Il ne faut pas oublier les quelques magnifiques solos mis en scène en one man show où l'on reconnait les trajectoires artistiques de chacun - dont quelques unes passant par une danse classique de très haut niveau, mais aussi des influences africaines, nord-africaines et brésilienne. Outre la danse des pectoraux, peu partagée, il y a eu de très belles variations autour du "tableau vivant" et magnifiques danses d'interprétation animales - chevaux, oiseaux, canard pataud, singes et autres gorilles ou animaux à quatre pattes qui ont permis à chaque danseur de démontrer et son talent et ses capacités. Une performance tout du long qui s'est terminée dans la joie dans un grand et joyeux désordre festif.


La Fleur du Dimanche

jeudi 11 janvier 2024

Une Table à Soi d'Olga Mesa à Pôle Sud: La femme diffractée

Pour la deuxième partie de la première soirée du Festival L'année commence avec elles à Pôle Sud, nous avons droit au retour d'Olga Mesa avec sa dernière création Une Table à Soi (danse des mains)

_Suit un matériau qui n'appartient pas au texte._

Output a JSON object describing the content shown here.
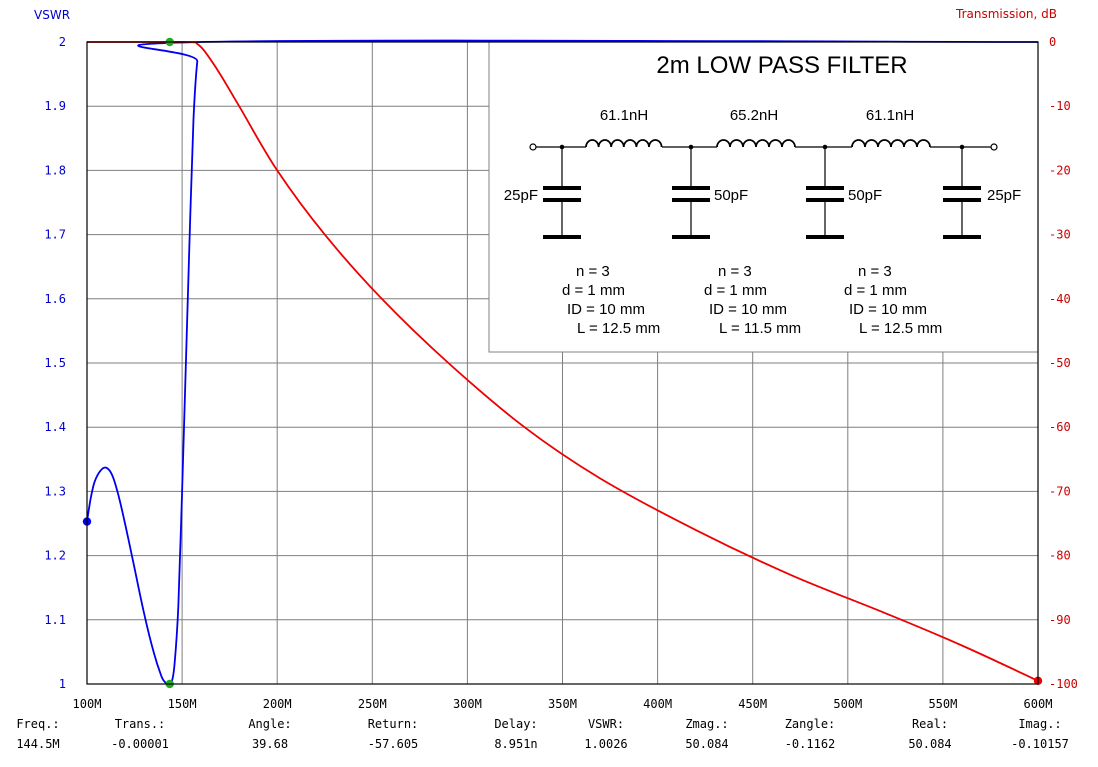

Elle est étendue à terre au milieu de son installation sophistiquée, faite de parois multiples, de vidéoprojecteurs et d'écrans dans tous les sens, de toutes sortes de pieds de différentes formes et matières accrochées aux parois, de lampes sur pied plus ou moins hauts et de projecteurs variés, soit de lumière blanche soit couvertes de gélatines rouges. A terre à côté d'elle, une boite ronde comme un emballage de bobine de film de cinéma, une boule à facette et sur une table un ordinateur sur l'écran duquel on voit une pièce (sa chambre à soi) dans une dominante orangée. Cette image se retrouve en grand après qu'elle se soit levée et ait mis en marche un autre vidéoprojecteur qui se projette sur un très grand écran sur l'arrière de la scène.

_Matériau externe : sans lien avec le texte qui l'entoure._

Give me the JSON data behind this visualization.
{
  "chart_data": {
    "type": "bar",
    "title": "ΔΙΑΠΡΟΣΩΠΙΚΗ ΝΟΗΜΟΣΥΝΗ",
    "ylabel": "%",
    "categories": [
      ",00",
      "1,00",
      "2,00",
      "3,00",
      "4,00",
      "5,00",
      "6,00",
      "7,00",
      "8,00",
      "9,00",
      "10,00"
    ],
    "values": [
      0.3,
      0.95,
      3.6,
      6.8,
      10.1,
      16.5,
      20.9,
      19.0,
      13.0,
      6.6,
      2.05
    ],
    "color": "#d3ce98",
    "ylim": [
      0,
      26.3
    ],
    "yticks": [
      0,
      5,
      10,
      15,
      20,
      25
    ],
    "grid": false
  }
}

Elle démarre alors une ronde folle où elle explore tous les recoins de la scène et du décor, de bas en haut, même la charpente, s'approchant des papiers, gélatines et autres objets, la boule à facette qu'elle fait rouler sur la scène,  une autre, découverte dans ce qui est un genre de réserve sur le côté droit de la scène. Elle met en route des ventilateurs qui donnent vie aux objets, feuilles et couvertures de survie argentées disséminées sur la scène, faisant scintiller une autre boule à facette sur un projecteur, jouant avec la lumière. Cette lumière qui n'arrête pas de changer, passant du plein feu au noir, éclairant des parties du décor, des pans isolés, son corps prenant des poses hiératiques. Elle se filme et filme des accessoires dans un élan vertigineux, entraînée par sa petite caméra attachée à sa main, passant du détail à une vue large de la scène, ou à ses mains, ses bras, son corps. Elle prend le dessus à un moment précis où elle se lance dans une ronde de derviche puis en posant la caméra à terre pour rouler au sol, mais on se rendre compte dans la fin de partie que la caméra, elle, ne l'a pas lâchée... Puis elle l'abandonne définitivement pour se mesurer à son propre corps qui se met en pause ou en pose distancié, qui se dévoile et s'affirme et s'emporte aussi, se retrouvant diffractée, multipliée, soit en ombre chinoise, soit en image projetée reprise en direct ou à partir d'images vidéo préalablement enregistrées sur les multiples surfaces aux quatre coins de la scène.




Les objets aussi prennent vie, d'une certaine manière comme dans le film Der Lauf der Dinge, mais sans les interactions. Elle pose une minuscule reproduction de la table, cette "table à soi", se réappropriant son nom (Mesa = table en portugais) et essayant de se retrouver dans le contexte du confinement où beaucoup ont expérimenté ce face à face avec soi-même. Elle, elle a aussi expérimenté la relation à distance à sa mère et des bouts de spectacle intimes (la danse des mains) dont elle nous gratifie également. Mais le corps s'est libéré et prend l'espace. Cet espace qu'elle remplit et surcharge, qui déborde de sa présence généreuse. Et qu'elle nous offre en plus dans une présence- absence lorsqu'elle prend congé et nous passe le film qu'elle a tourné au début de la pièce. Mais adepte des répétitions, comme pour l'intro tronquée d'une chanson des Doors (?) "When the music's over ?"), elle nous offre un puis deux puis trois, puis quatre épilogues où elle dialogue avec Siri comme une femme sur la lune, elle nous annonce la fin: "C'est la fin?" et elle nous dit "Pas encore" avant de faire voler ses objets inanimés qui rejoignent le public avant le "stop" final.